11 thoughts on “History as art

  1. Thank you, Olga, for sharing your insights about Nina’s art, learning about the Pilgrims, and sculpting the lovely figures of John and Elizabeth so that their unique story is universal and shared.

  2. I have a collection of dolls that represent Pilgrims and I have shared them with my Cleveland Mayflower chapter and other organizations. Olga, your dolls are beautiful and your attention to detail in costuming is obvious. Thank you!

    1. Thank you so much, Donarita, for your kind words about the dolls! It is most appreciated and encouraging.

  3. The books Sarah Morton’s Day and Samuel Eaton’s Day cover this topic as well. Illustrated with photos taken at Plimouth Plantation, and widely available in public libraries as well as for purchase.

  4. As a descendant of John Howland and Elizabeth Tilley, who came on the Mayflower and married a few years later, I’m going to imagine that these beautiful dolls represent them, even though the dolls do look like children. John was 28 and Elizabeth 13 in 1620.

    1. Ricky, you, Olga, Nina, and others may also enjoy the beautifully illustrated book _The Boy Who Fell Off the Mayflower, or John Howland’s Good Fortune_ by Irish author and illustrator P. J. Lynch.
      https://www.worldcat.org/title/boy-who-fell-off-the-mayflower-or-john-howlands-good-fortune/oclc/915748857 (Click on the preview button to see some of the book.)
      It, too, depicts John as younger than his reported age at death suggests, but it captures the essence of the Mayflower experience very well.

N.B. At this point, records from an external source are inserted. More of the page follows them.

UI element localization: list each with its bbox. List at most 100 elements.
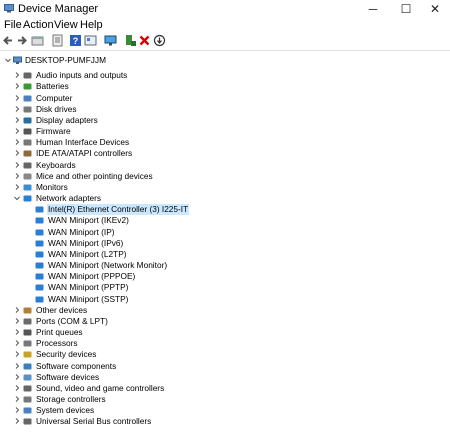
tree-category-row[interactable]: Network adapters <box>0 193 450 204</box>
tree-root[interactable]: DESKTOP-PUMFJJM <box>0 55 450 66</box>
keyboard-icon <box>23 162 32 169</box>
tree-category-label: Computer <box>36 92 73 103</box>
properties-icon[interactable] <box>31 34 44 47</box>
mouse-icon <box>23 173 32 180</box>
forward-icon[interactable] <box>15 34 28 47</box>
tree-category-row[interactable]: Human Interface Devices <box>0 137 450 148</box>
tree-category-row[interactable]: Keyboards <box>0 160 450 171</box>
tree-category-row[interactable]: Firmware <box>0 126 450 137</box>
expand-chevron-icon[interactable] <box>13 349 21 360</box>
tree-category-row[interactable]: Other devices <box>0 305 450 316</box>
expand-chevron-icon[interactable] <box>13 394 21 405</box>
tree-category-label: Security devices <box>36 349 97 360</box>
other-icon <box>23 307 32 314</box>
adapter-icon <box>35 206 44 213</box>
sound-icon <box>23 385 32 392</box>
tree-device-row[interactable]: WAN Miniport (Network Monitor) <box>0 260 450 271</box>
tree-device-row[interactable]: WAN Miniport (IPv6) <box>0 238 450 249</box>
tree-category-row[interactable]: Processors <box>0 338 450 349</box>
menu-action[interactable]: Action <box>23 19 54 31</box>
tree-category-row[interactable]: Security devices <box>0 349 450 360</box>
driver-icon[interactable] <box>51 34 64 47</box>
collapse-chevron-icon[interactable] <box>4 55 12 66</box>
tree-category-row[interactable]: Universal Serial Bus controllers <box>0 416 450 427</box>
security-icon <box>23 351 32 358</box>
expand-chevron-icon[interactable] <box>13 93 21 104</box>
expand-chevron-icon[interactable] <box>13 81 21 92</box>
expand-chevron-icon[interactable] <box>13 115 21 126</box>
menu-view[interactable]: View <box>54 19 78 31</box>
uninstall-icon[interactable] <box>138 34 151 47</box>
expand-chevron-icon[interactable] <box>13 327 21 338</box>
tree-device-label: WAN Miniport (PPPOE) <box>48 271 136 282</box>
usb-icon <box>23 418 32 425</box>
tree-category-row[interactable]: Sound, video and game controllers <box>0 383 450 394</box>
tree-category-label: Print queues <box>36 327 83 338</box>
title-bar: Device Manager ─ ☐ ✕ <box>0 0 450 18</box>
tree-category-row[interactable]: Display adapters <box>0 115 450 126</box>
expand-chevron-icon[interactable] <box>13 305 21 316</box>
expand-chevron-icon[interactable] <box>13 126 21 137</box>
close-button[interactable]: ✕ <box>420 0 450 18</box>
tree-category-row[interactable]: System devices <box>0 405 450 416</box>
tree-device-row[interactable]: WAN Miniport (IKEv2) <box>0 215 450 226</box>
monitor-icon <box>23 184 32 191</box>
expand-chevron-icon[interactable] <box>13 148 21 159</box>
tree-category-label: Batteries <box>36 81 69 92</box>
expand-chevron-icon[interactable] <box>13 416 21 427</box>
tree-device-row[interactable]: WAN Miniport (PPTP) <box>0 282 450 293</box>
battery-icon <box>23 83 32 90</box>
expand-chevron-icon[interactable] <box>13 361 21 372</box>
tree-device-row[interactable]: WAN Miniport (PPPOE) <box>0 271 450 282</box>
tree-category-row[interactable]: Ports (COM & LPT) <box>0 316 450 327</box>
add-device-icon[interactable] <box>124 34 137 47</box>
tree-device-row[interactable]: Intel(R) Ethernet Controller (3) I225-IT <box>0 204 450 216</box>
tree-category-label: Storage controllers <box>36 394 106 405</box>
tree-category-label: Mice and other pointing devices <box>36 170 153 181</box>
expand-chevron-icon[interactable] <box>13 405 21 416</box>
help-icon[interactable]: ? <box>69 34 82 47</box>
tree-device-row[interactable]: WAN Miniport (IP) <box>0 227 450 238</box>
expand-chevron-icon[interactable] <box>13 104 21 115</box>
download-icon[interactable] <box>153 34 166 47</box>
cpu-icon <box>23 340 32 347</box>
tree-category-row[interactable]: Software components <box>0 361 450 372</box>
storage-icon <box>23 396 32 403</box>
tree-category-row[interactable]: IDE ATA/ATAPI controllers <box>0 148 450 159</box>
tree-category-row[interactable]: Monitors <box>0 182 450 193</box>
adapter-icon <box>35 273 44 280</box>
tree-device-label: WAN Miniport (SSTP) <box>48 293 129 304</box>
expand-chevron-icon[interactable] <box>13 316 21 327</box>
expand-chevron-icon[interactable] <box>13 383 21 394</box>
tree-device-row[interactable]: WAN Miniport (SSTP) <box>0 294 450 305</box>
tree-category-row[interactable]: Mice and other pointing devices <box>0 171 450 182</box>
expand-chevron-icon[interactable] <box>13 137 21 148</box>
tree-category-label: Sound, video and game controllers <box>36 382 165 393</box>
tree-category-row[interactable]: Disk drives <box>0 104 450 115</box>
update-icon[interactable] <box>84 34 97 47</box>
network-icon <box>23 195 32 202</box>
expand-chevron-icon[interactable] <box>13 372 21 383</box>
expand-chevron-icon[interactable] <box>13 160 21 171</box>
menu-file[interactable]: File <box>4 19 22 31</box>
tree-device-row[interactable]: WAN Miniport (L2TP) <box>0 249 450 260</box>
expand-chevron-icon[interactable] <box>13 171 21 182</box>
expand-chevron-icon[interactable] <box>13 182 21 193</box>
tree-category-row[interactable]: Computer <box>0 93 450 104</box>
device-manager-icon <box>4 4 14 13</box>
monitor-icon[interactable] <box>104 34 117 47</box>
adapter-icon <box>35 217 44 224</box>
collapse-chevron-icon[interactable] <box>13 193 21 204</box>
tree-category-row[interactable]: Batteries <box>0 81 450 92</box>
menu-help[interactable]: Help <box>80 19 103 31</box>
maximize-button[interactable]: ☐ <box>391 0 421 18</box>
tree-category-row[interactable]: Audio inputs and outputs <box>0 70 450 81</box>
expand-chevron-icon[interactable] <box>13 70 21 81</box>
back-icon[interactable] <box>2 34 15 47</box>
expand-chevron-icon[interactable] <box>13 338 21 349</box>
tree-category-row[interactable]: Storage controllers <box>0 394 450 405</box>
tree-category-row[interactable]: Software devices <box>0 372 450 383</box>
minimize-button[interactable]: ─ <box>358 0 388 18</box>
menu-bar: File Action View Help <box>0 18 450 32</box>
tree-category-row[interactable]: Print queues <box>0 327 450 338</box>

    2. Good Morning, Ricky. I have links in my Family Tree to John Howland and Elizabeth Tilley and many of the Mayflower Passengers and Crew as well. I began my studies of the Pilgrims and the Mayflower and Hilton, Morris and Archibald families in 1954 when I was 14. I am now 80. I spend my days looking into many links to my family ties. I am in a Senior’s Home and I am disabled due to a Car /truck accident. I appreciate so much to find these links to our Family Tree, wherever I can find them. Sincere Best Wishes, Paul Morris Hilton, Harvey Station, New Brunswick, Canada.

    3. Dear Ricky, I enjoyed reading your comments and can say that you are right about the girl’s name. Yes, she was named after Elizabeth Tilley (13) and John was chosen as a typical name for that time period. At first, he was supposed to be Bartholomew Allen (7), but, when he was created, my sister changed her mind, which  is typical for artists. Every piece of art has many stories behind it and every story has a truth. As I wrote in the note: “This is the artist’s story about John and Elizabeth, but every viewer will have his or her own vision of them”.  Thank you for sending your comments.